Несколько невидимых цепей опоясывали полигон, к которому, видать, стремился не только корреспондент «Комсомолки», но и все шпионы мирового империализма – всем было интересно, что тут, у русских, понаворочено.

Секретный полигон оказался обыкновенным глинистым полем, изрезанным мелкими гусеничными колеями, с пожелтевшими сухими кустиками и травой, которой не касалась коса.

Над полигоном в серой выси висело несколько запоздалых жаворонков – пора их прошла, но жаворонки были обмануты весенней неубранностью земли и густотьем прошлогодних трав, пели ликующе, зачарованно, украшая серое душное небо своим присутствием.

Перед командным домиком – окрашенным в защитный цвет дощаником, стоял танк БТ-26, который Пургин много раз видел, знал по фотографиям и схемам – в военном отделе иногда приводилось тупо бубнить, зажав уши руками, чтобы не слышать ничего постороннего, – заучивать схему электропитания какого-нибудь старого самолета, скоростью своей равного скорости телеги и подлежащего полному списанию, либо заучивать технические характеристики тонкоствольной пушки, броневика на железном ходу или обычной штыковой лопаты – все это могло понадобиться в любой момент, и Данилевский, морщась от того, что вынужден требовать от своих сотрудников не то, настаивал на зубрежке, косил глазами в сторону и, вяло шевеля ртом, повторял про себя техническое описание древнего пулемета «максим» и мин с сахарным взрывателем.

Из командного дощаника к Пургину вышел щеголеватый майор с крохотными танками в бархатных черных петлицах, козырнув, потребовал еще раз документы Пургина, и тот, ощущая в себе сложную смесь далекого, запрятанного внутрь страха и какого-то странного превосходства над этим майором, совсем не догадывающимся о том, кто есть на самом деле Пургин, предъявил бумажный смятый пропуск, не предъявляя редакционных корочек. Майор удовлетворенно кивнул и сказал Пургину:

– Мы вас, товарищ корреспондент, познакомим с новой модификацией танка, которому надлежит принять участие в будущей войне.

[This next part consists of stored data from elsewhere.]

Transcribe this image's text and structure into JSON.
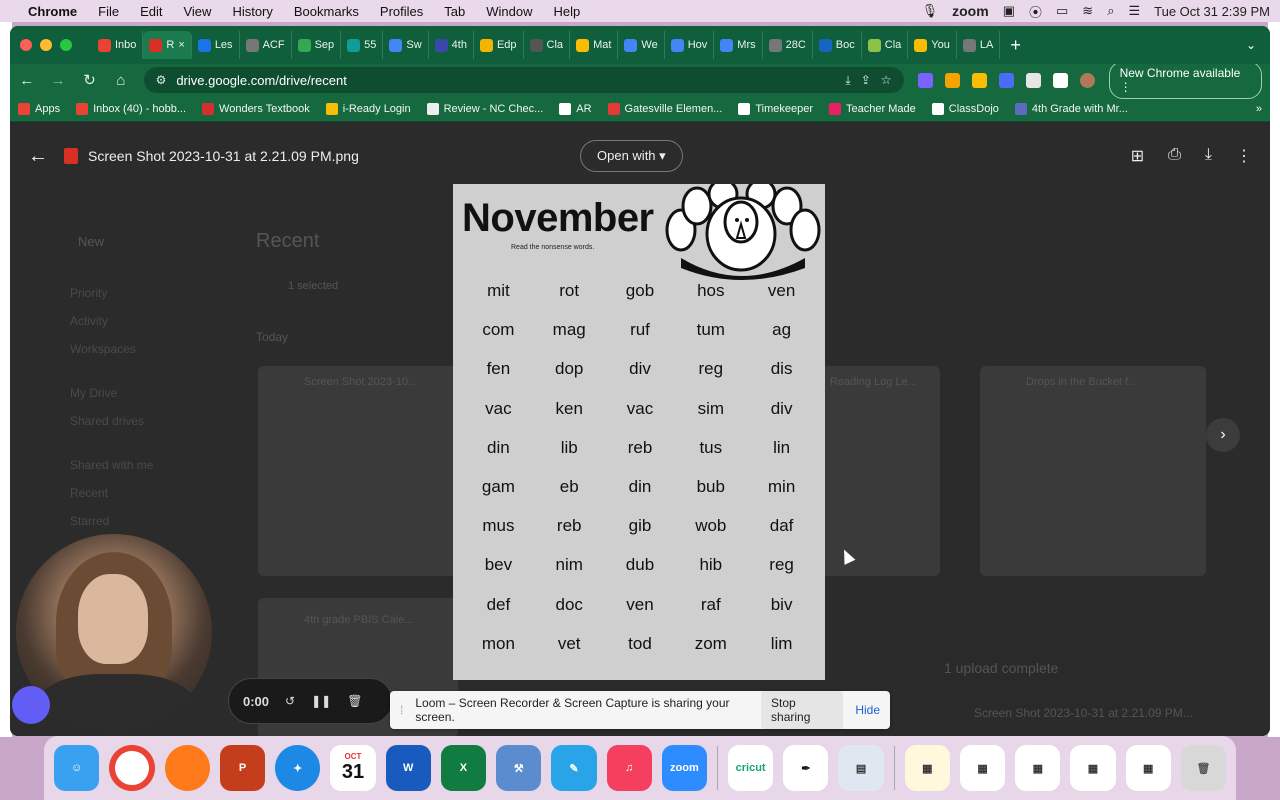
{
  "menubar": {
    "app": "Chrome",
    "items": [
      "File",
      "Edit",
      "View",
      "History",
      "Bookmarks",
      "Profiles",
      "Tab",
      "Window",
      "Help"
    ],
    "zoom": "zoom",
    "datetime": "Tue Oct 31  2:39 PM"
  },
  "tabs": [
    {
      "label": "Inbo",
      "color": "#ea4335"
    },
    {
      "label": "R",
      "color": "#d93025",
      "active": true
    },
    {
      "label": "Les",
      "color": "#1a73e8"
    },
    {
      "label": "ACF",
      "color": "#777777"
    },
    {
      "label": "Sep",
      "color": "#34a853"
    },
    {
      "label": "55",
      "color": "#0f9d9a"
    },
    {
      "label": "Sw",
      "color": "#4285f4"
    },
    {
      "label": "4th",
      "color": "#3949ab"
    },
    {
      "label": "Edp",
      "color": "#f4b400"
    },
    {
      "label": "Cla",
      "color": "#555555"
    },
    {
      "label": "Mat",
      "color": "#fbbc04"
    },
    {
      "label": "We",
      "color": "#4285f4"
    },
    {
      "label": "Hov",
      "color": "#4285f4"
    },
    {
      "label": "Mrs",
      "color": "#4285f4"
    },
    {
      "label": "28C",
      "color": "#777777"
    },
    {
      "label": "Boc",
      "color": "#1565c0"
    },
    {
      "label": "Cla",
      "color": "#8bc34a"
    },
    {
      "label": "You",
      "color": "#fbbc04"
    },
    {
      "label": "LA",
      "color": "#777777"
    }
  ],
  "toolbar": {
    "url": "drive.google.com/drive/recent",
    "new_chrome": "New Chrome available"
  },
  "bookmarks": [
    {
      "label": "Apps",
      "color": "#ea4335"
    },
    {
      "label": "Inbox (40) - hobb...",
      "color": "#ea4335"
    },
    {
      "label": "Wonders Textbook",
      "color": "#d32f2f"
    },
    {
      "label": "i-Ready Login",
      "color": "#fbbc04"
    },
    {
      "label": "Review - NC Chec...",
      "color": "#eeeeee"
    },
    {
      "label": "AR",
      "color": "#ffffff"
    },
    {
      "label": "Gatesville Elemen...",
      "color": "#e53935"
    },
    {
      "label": "Timekeeper",
      "color": "#ffffff"
    },
    {
      "label": "Teacher Made",
      "color": "#e91e63"
    },
    {
      "label": "ClassDojo",
      "color": "#ffffff"
    },
    {
      "label": "4th Grade with Mr...",
      "color": "#5c6bc0"
    }
  ],
  "viewer": {
    "filename": "Screen Shot 2023-10-31 at 2.21.09 PM.png",
    "open_with": "Open with"
  },
  "drive_dimmed": {
    "new": "New",
    "title": "Recent",
    "today": "Today",
    "selected": "1 selected",
    "sidebar": [
      "Priority",
      "Activity",
      "Workspaces",
      "My Drive",
      "Shared drives",
      "Shared with me",
      "Recent",
      "Starred"
    ],
    "files": [
      "Screen Shot 2023-10...",
      "Reading Log Le...",
      "Drops in the Bucket f...",
      "4th grade PBIS Cale..."
    ],
    "upload": "1 upload complete",
    "upload_file": "Screen Shot 2023-10-31 at 2.21.09 PM..."
  },
  "sheet": {
    "title": "November",
    "subtitle": "Read the nonsense words.",
    "words": [
      "mit",
      "rot",
      "gob",
      "hos",
      "ven",
      "com",
      "mag",
      "ruf",
      "tum",
      "ag",
      "fen",
      "dop",
      "div",
      "reg",
      "dis",
      "vac",
      "ken",
      "vac",
      "sim",
      "div",
      "din",
      "lib",
      "reb",
      "tus",
      "lin",
      "gam",
      "eb",
      "din",
      "bub",
      "min",
      "mus",
      "reb",
      "gib",
      "wob",
      "daf",
      "bev",
      "nim",
      "dub",
      "hib",
      "reg",
      "def",
      "doc",
      "ven",
      "raf",
      "biv",
      "mon",
      "vet",
      "tod",
      "zom",
      "lim"
    ]
  },
  "loom": {
    "time": "0:00",
    "share_text": "Loom – Screen Recorder & Screen Capture is sharing your screen.",
    "stop": "Stop sharing",
    "hide": "Hide"
  },
  "dock": {
    "cal_month": "OCT",
    "cal_day": "31",
    "zoom_label": "zoom",
    "cricut_label": "cricut"
  }
}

Пургин, окинув взглядом знакомые контуры БТ-26, хотел было сказать, что этот коняга бегал еще в ту пору, когда деды с фузеями в руках поддерживали восстание Емельяна Пугачева, а костлявые российские одры не раз вытягивали его, нахлебавшегося грязи по смотровую щель и застрявшего в очередной луже, на сухое место, но смолчал – раз майор считает, что этот танк – новейший, секретнейший и вообще… тсс… ни слова о нем! – то значит, так оно и есть. Собственно, Пургин собирался писать не о танке – чего писать о громыхающих железках, которые в любой армии ничего без людей не сделают, – он собирался писать о людях: об этом майоре с фальшиво-строгим голосом и выражением генеральской значительности на простоватом крестьянском лице, едва дотягивающем до капитана, а он уже майор, о парнях, вылезающих с винтовками из тихих густых кустов, чтобы проверить документы, о трактористах, ставших танкистами, даже об этих жаворонках, висящих над горбатым полем полигона.

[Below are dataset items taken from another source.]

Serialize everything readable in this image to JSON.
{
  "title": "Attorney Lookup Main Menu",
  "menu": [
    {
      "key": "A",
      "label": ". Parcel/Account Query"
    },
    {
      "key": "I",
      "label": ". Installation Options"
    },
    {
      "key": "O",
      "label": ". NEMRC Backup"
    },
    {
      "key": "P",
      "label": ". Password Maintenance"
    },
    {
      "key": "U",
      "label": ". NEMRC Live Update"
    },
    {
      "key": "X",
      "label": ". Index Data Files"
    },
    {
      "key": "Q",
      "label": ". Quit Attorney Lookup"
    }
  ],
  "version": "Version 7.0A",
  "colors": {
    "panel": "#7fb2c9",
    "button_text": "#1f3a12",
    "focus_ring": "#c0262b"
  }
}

А танк… Ну что танк? Даже если он напишет, что катался верхом на башне танка T-26 и вдыхал острый запах бензина, цензор все равно все вычеркнет: врагу не положено знать, что танк заправляется бензином, пусть враг считает, что танки наши питаются дровами и водой, при случае готовы питаться даже сеном и конской мочой, но обязательно сломают горло неприятелю, а тонкая, в палец, пушка выплевывает не снаряды, а хлебные батоны…

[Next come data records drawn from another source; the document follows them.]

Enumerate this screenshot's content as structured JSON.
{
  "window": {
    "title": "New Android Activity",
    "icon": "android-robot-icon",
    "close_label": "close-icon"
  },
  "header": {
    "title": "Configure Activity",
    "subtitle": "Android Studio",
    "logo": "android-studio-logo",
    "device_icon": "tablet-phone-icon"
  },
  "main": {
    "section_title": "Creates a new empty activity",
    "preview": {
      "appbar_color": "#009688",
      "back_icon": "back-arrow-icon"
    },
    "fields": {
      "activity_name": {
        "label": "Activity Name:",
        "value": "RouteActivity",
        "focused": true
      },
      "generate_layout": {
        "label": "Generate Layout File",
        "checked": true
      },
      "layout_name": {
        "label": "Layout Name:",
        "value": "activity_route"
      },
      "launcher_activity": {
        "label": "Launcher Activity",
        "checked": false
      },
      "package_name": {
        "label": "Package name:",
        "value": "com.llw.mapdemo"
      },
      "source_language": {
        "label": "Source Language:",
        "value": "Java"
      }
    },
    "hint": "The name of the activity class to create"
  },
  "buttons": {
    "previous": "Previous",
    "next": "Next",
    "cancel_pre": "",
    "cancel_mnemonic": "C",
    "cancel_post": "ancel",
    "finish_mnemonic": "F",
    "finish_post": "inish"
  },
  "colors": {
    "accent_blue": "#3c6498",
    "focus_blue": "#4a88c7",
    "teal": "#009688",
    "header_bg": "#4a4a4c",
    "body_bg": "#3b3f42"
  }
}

Его действительно посадили на броню танка БТ-26 – позади башни был протянут узкий поручень, как на палубе прогулочного пароходика, Пургин, держась за этот поручень, трясся на гулком теплом железе, думая о том, что эта консервная банка слаба и ненадежна, мотор ее стрекочет, словно у мотоциклетки, и рот забивает вонючим клейким дымом – окажись на месте Пургина десантник похлипче здоровьем, он в обмороке свалится с брони под гусеницы.

Было Пургину не по себе, изнутри глодала печаль, подкатывала к самому горлу, но он держался, старательно записывая фамилии бойцов, случаи, когда они проявляли мужество, записывал еще что-то, казавшееся второстепенным, необязательным, и думал о том, что в воздухе хорошо видимым столбиком поднимается пороховой дым. Назревали события, которые обязательно должны будут коснуться и его, – и тогда придется сменить нагретый редакционный диван на что-то другое…

Такая смена декораций не входила в планы Пургина.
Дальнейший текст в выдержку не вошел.